The ending of Tehillim stands among Reich's most spectacular creations. The fourth movement tune recalls the harmonic ambiguity of Tehillim's opening melody: its final two lines involve those same four pitches (D, E, G, A), which suggest a variety of possible harmonic interpretations. From the outset of the movement, where they are cast in dark harmonies, Reich moves to increasingly bright tones. And in the conclusion, during which the singers again and again repeat the word "Hallelujah," these four notes are firmly grounded in D major. Following the shifting dark harmonies of the third movement, the resolute conclusion is a triumphant moment. Tim Page, in his evocative notes for the original recording, describes the effect as "incandescent," the voices "strong and proud, intertwining and harmonizing in continual ascent towards grace, striving towards the light. . ."
The really remarkable thing here is that, over the years, Steve Reich has managed to construct a musical language that is so sturdy that he can incorporate things like complex harmonies and intricate counterpoint to set one of the oldest and most well-known musically-suitable texts.

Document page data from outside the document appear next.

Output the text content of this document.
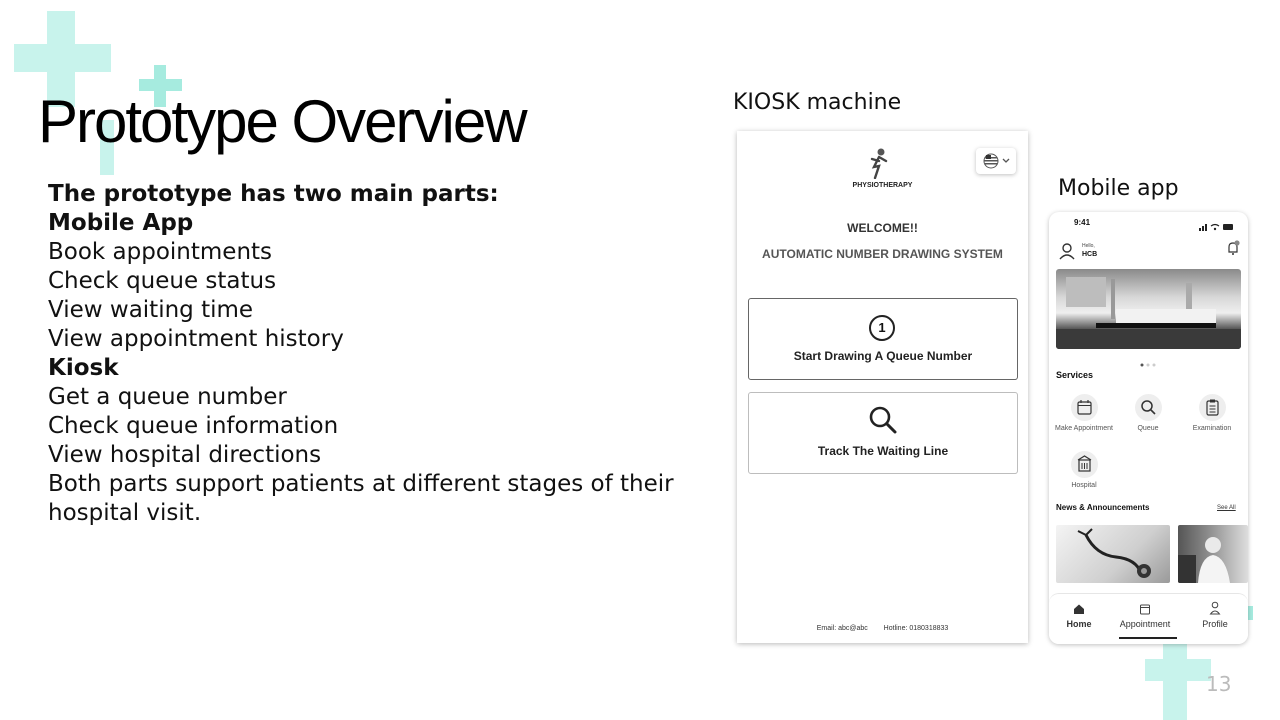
Prototype Overview
The prototype has two main parts:
Mobile App
Book appointments
Check queue status
View waiting time
View appointment history
Kiosk
Get a queue number
Check queue information
View hospital directions
Both parts support patients at different stages of their hospital visit.
KIOSK machine
Mobile app
PHYSIOTHERAPY
WELCOME!!
AUTOMATIC NUMBER DRAWING SYSTEM
1
Start Drawing A Queue Number
Track The Waiting Line
Email: abc@abc Hotline: 0180318833
9:41
Hello,
HCB
Services
Make Appointment	Queue	Examination
Hospital
News & Announcements	See All
Home	Appointment	Profile
13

Perhaps the most remarkable thing is how little it sounds like previous settings. This is the ensemble Ossia directed by Alan Pierson:

7 comments:

Marc in Eugene said...

Fascinating post! but alas I have very little time today. Psalm 1 almost always begins the Sunday cursus of psalmody in the Roman Rite, at the hour of Matins, & each day Psalm 150 almost always ends the hour of Lauds that follows Matins, Laudate Dominum in sanctis eius, laudate eum in firmamento virtutis eius.... In the traditional Divine Office we pray each of the 150 psalms during the course of a week; after the Second Vatican Council I believe most monastic orders spread the Psalter over two weeks, & for the secular clergy &c I believe the Psalter is said over the course of a four week cycle these days. But for all three forms, which psalms are actually said depends on which time of the liturgical year it is & which saints' feasts happen to be celebrated; in the post-1970s office certain psalms aren't prescribed to be said at all because they are deemed too violent or nasty, which is nonsense but nobody has yet made me pope.

Looking forward to reading about the Reich Tehillim & listening to the entire work; have been listening to Lassus's Psalmi Davidis poenitentiales during Lent quite a bit, & to a recording of Des Prez's Psalms (well, six Psalms and a motet that is apparently his own... pastiche of psalm verses).

Bryan Townsend said...

I'm going to embark on a reading of the Psalms--or several. The Lassus is very fine, isn't it?

Marc in Eugene said...

Collegium Vocale Ghent (sic? Gent, perhaps) is in town next month and will perform Lassus's Lagrime di San Pietro.

Bryan Townsend said...

I'm sure that will be a treat!

Unknown said...

Stravinsky, in writing about the Symphony of Psalms, said he wanted to counter many composers who, as he put it, " ... had abused these magisterial verses as pegs for their lyrico-sentimental 'feelings'. The Psalms are songs of exaltation, to be sure, but also of anger and judgment, and even of curses."

Bryan Townsend said...

Oh yes, some few are songs of exaltation, but others are, as you say, of anger and judgement and even of warning!

Marc in Eugene said...

Thanks, Eric, for the Stravinsky quotation, & for reminding us of this post.

Am going out for a long walk in a bit and will listen to Tehillim again; afraid I don't recall last Lent's first listen occasioned by your post, apart from the fact that I know I did. Hmm.